Prep 5 mins
Cook 10 mins
Or you can call it 'blender broccoli cream soup.' Either way, it's delicious served either way: hot or cold. It's clean, healthy and delicious.
- 1 medium head of broccoli
- 1 teaspoon kosher salt
- 1 shallot, roughly chopped
- 1 tablespoon extra virgin olive oil
- 1 tablespoon butter
- 1 ounce sharp cheddar cheese, any sharp semisoft will do, I used a sharp Babybel
- 1⁄2 cup sour cream
- 1⁄2-1 cup whole milk
- salt and pepper
- Bring a pot of water, large enough to cover the broccoli, to boil with the kosher salt. Have a large bowl of ice water nearby. I don't chop the broccoli before I boil it because I do not enjoy the mess in the pot, but to each his own. Boil the broccoli until just tender - do not overboil. Mine took about 5 minutes. Stop the cooking and discoloration by lifting the broccoli with tongs and placing in the ice water.

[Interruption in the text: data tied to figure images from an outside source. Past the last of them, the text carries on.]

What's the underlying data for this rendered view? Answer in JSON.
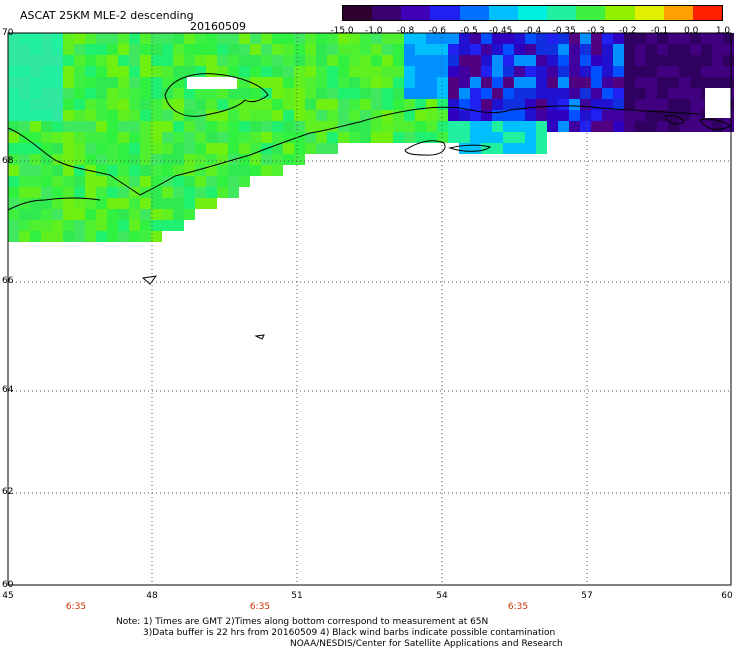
{
  "header": {
    "title": "ASCAT 25KM MLE-2 descending",
    "date": "20160509"
  },
  "colorbar": {
    "labels": [
      "-15.0",
      "-1.0",
      "-0.8",
      "-0.6",
      "-0.5",
      "-0.45",
      "-0.4",
      "-0.35",
      "-0.3",
      "-0.2",
      "-0.1",
      "0.0",
      "1.0"
    ],
    "colors": [
      "#300030",
      "#3a0070",
      "#4000b8",
      "#2020f0",
      "#0070ff",
      "#00c0ff",
      "#00f0e0",
      "#20f0a0",
      "#40f040",
      "#90f000",
      "#e0f000",
      "#ffa000",
      "#ff2000"
    ]
  },
  "axes": {
    "lat_labels": [
      "70",
      "68",
      "66",
      "64",
      "62",
      "60"
    ],
    "lon_labels": [
      "45",
      "48",
      "51",
      "54",
      "57",
      "60"
    ],
    "times": [
      "6:35",
      "6:35",
      "6:35"
    ]
  },
  "notes": {
    "line1": "Note: 1) Times are GMT 2)Times along bottom correspond to measurement at 65N",
    "line2": "3)Data buffer is 22 hrs from 20160509 4) Black wind barbs indicate possible contamination",
    "line3": "NOAA/NESDIS/Center for Satellite Applications and Research"
  }
}
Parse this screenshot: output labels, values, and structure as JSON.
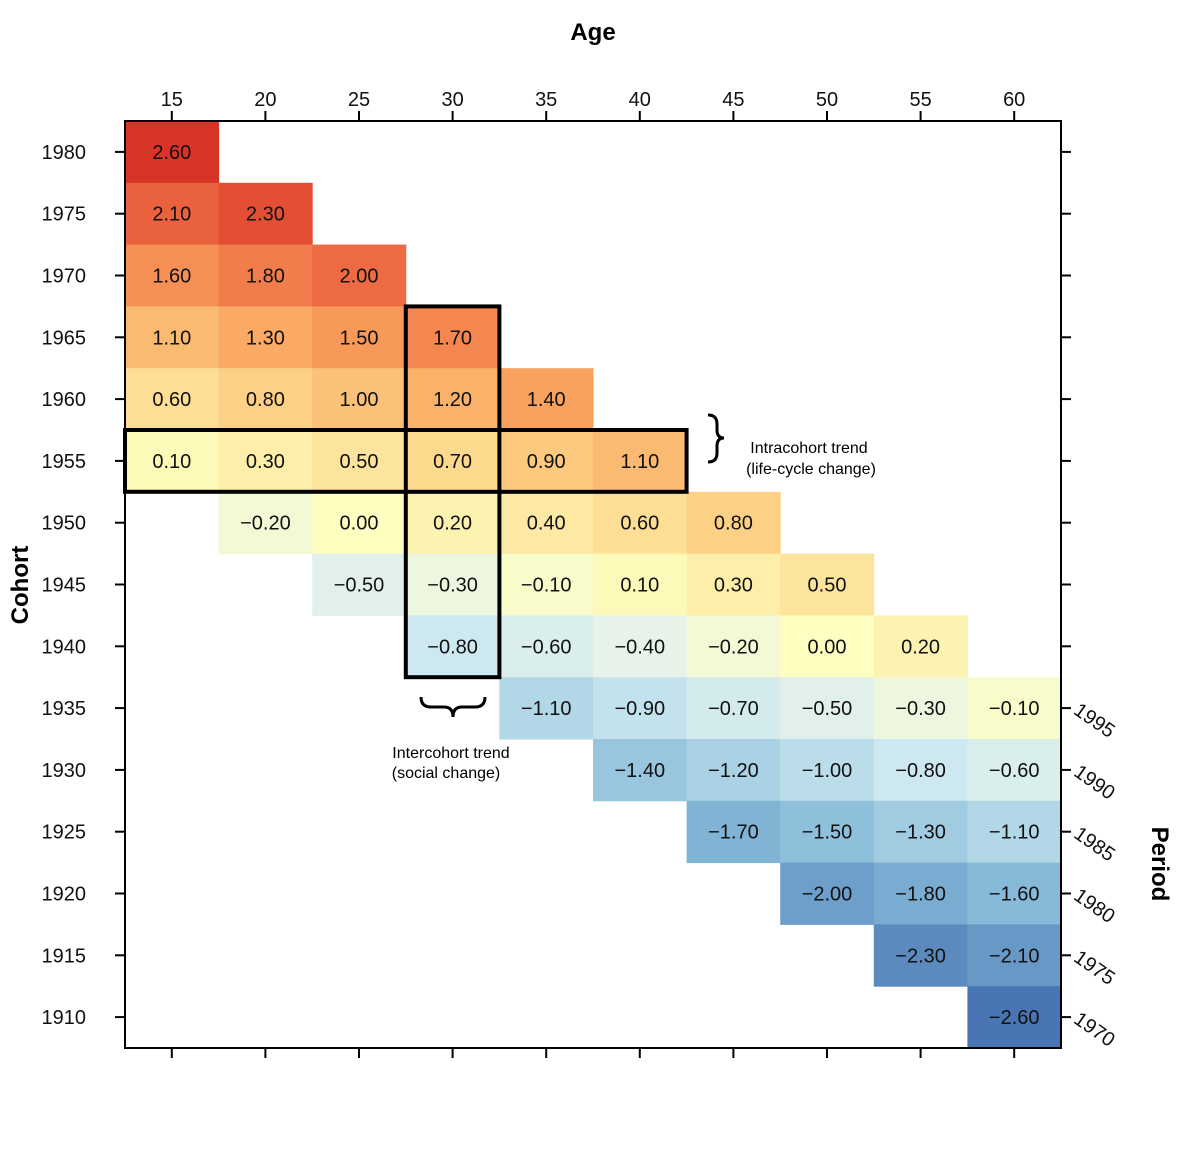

- Turn your burner to medium or medium low, pour out the water and add the butter and olive oil. Add the shallot and cook until beginning to caramelize, about 5 minutes, stirring constantly. Adjust heat to prevent scorching. Set aside.
- Drain the broccoli and roughly chop. Add the broccoli, cooked shallot, cheese, sour cream, and 1/2 cup whole milk to a glass blender. Begin to puree, and add more milk until it's a consistency you like. Mine was very thick and creamy. Some people may like it soupier. Salt and pepper to taste. If you're anything like me, you'll justify needing to taste it repeatedly before anyone else gets any.
- It will be lukewarm or cool at this point. So you can either serve as is, chill it, or warm it up in the pot you cooked the broccoli and shallot. Either way, it is rich and delicious. Also, you may like to thin it out with chicken stock after the first 1/2 cup of milk if that suits your taste or needs better.